DHAKA: Nawaz Sharif has resigned as prime minister of Pakistan following a decision by the country's Supreme Court to disqualify him from office, reports BBC.
The ruling came after a probe into his family's wealth following the 2015 Panama Papers dump linking Sharif's children to offshore companies.
Sharif has consistently denied any wrongdoing in the case.
The five judges reached a unanimous verdict in the Islamabad court, which was filled to capacity.
"Following the verdict, Nawaz Sharif has resigned from his responsibilities as prime minister," a spokesman for Sharif's office said in a statement.
There was heightened security in the capital, with tens of thousands of troops and police deployed.
One of the judges, Ejaz Afzal Khan, said that Sharif was no longer "eligible to be an honest member of the parliament".
Pakistan's Interior Minister Chaudhry Nisar Ali Khan earlier advised Sharif to accept Friday's verdict.
The court has recommended anti-corruption cases against several individuals, including Sharif, his daughter Maryam and her husband Safdar, Finance Minister Ishaq Dar and others.
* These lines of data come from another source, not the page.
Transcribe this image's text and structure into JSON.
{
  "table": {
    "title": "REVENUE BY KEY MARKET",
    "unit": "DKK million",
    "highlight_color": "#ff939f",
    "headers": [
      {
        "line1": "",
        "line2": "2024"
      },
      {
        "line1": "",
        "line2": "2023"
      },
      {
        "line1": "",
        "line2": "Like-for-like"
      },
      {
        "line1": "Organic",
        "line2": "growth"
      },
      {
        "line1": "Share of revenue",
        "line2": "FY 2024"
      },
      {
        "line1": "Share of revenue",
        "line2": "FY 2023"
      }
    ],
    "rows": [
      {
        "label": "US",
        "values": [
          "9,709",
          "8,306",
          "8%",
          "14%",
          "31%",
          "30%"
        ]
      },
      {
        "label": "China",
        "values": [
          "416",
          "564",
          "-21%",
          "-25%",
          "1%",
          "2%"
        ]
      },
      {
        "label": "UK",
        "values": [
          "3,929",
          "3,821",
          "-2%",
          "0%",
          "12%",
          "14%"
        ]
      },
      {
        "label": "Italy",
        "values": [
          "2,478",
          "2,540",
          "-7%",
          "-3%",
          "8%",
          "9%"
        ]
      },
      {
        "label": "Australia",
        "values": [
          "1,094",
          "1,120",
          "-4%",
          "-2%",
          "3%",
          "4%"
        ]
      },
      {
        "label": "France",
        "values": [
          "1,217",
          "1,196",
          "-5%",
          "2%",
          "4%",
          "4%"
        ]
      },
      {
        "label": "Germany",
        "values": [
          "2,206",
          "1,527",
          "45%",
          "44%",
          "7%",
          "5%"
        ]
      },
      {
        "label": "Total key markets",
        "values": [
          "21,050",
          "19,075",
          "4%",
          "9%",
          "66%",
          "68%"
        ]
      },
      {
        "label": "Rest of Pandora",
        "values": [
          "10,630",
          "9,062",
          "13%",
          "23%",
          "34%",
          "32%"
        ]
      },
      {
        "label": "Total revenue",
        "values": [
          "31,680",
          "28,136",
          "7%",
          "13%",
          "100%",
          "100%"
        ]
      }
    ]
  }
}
Pakistan has repeated history. Prime Minister Nawaz Sharif is resigning. He was the 18th prime minister of Pakistan. Not a single one of the 17 prime ministers that preceded him have completed their full term in office.
Many believe that the Supreme Court has started a process of cracking down on corruption, which augurs well for democracy.
Others see this as part of a long history of political manipulation through which the country's powerful military establishment has sought to control civilian decision-making.
The case hearings - spread over nearly 15 months - have been marred by controversy. The case belongs in a criminal court. The Supreme Court, which is an appellate body, initially refused to hear it. But then it not only admitted the petition for hearing, it also took the unusual step of instituting its own investigation into the case, with a dominant role for military intelligence services.
Many believe that while across-the-board action against corruption may remain a pipe dream, this verdict will open the gates of power for a new set of politicians - as has often happened in the past.
Nawaz Sharif, who was serving as prime minister for a record third time, was less than a year away from becoming the first in Pakistani history to complete a full term in office.
He served as prime minister from November 1990 to July 1993 and from February 1997 until he was toppled in a bloodless coup in October 1999.
Allegations of corruption have dogged Mr Sharif since the 1980s. And much of what the Panama Papers revealed was the subject of a federal inquiry in the mid-1990s.
It is not immediately clear who will succeed Mr Sharif, but his brother Shehbaz, who is chief minister of Punjab province, is seen as a strong contender for the job.
Pakistan's ruling party, the Pakistan Muslim League-Nawaz (PML-N), will be permitted by the speaker of the National Assembly to select an interim prime minister to rule until the 2018 general election.
However, Sharif is not the first prime minister to lose his position following the leaking of documents from the Panamanian law firm.
Iceland's prime minister was forced to resign after documents appeared to reveal that he and his wife concealed millions of dollars' worth of investments in an offshore company.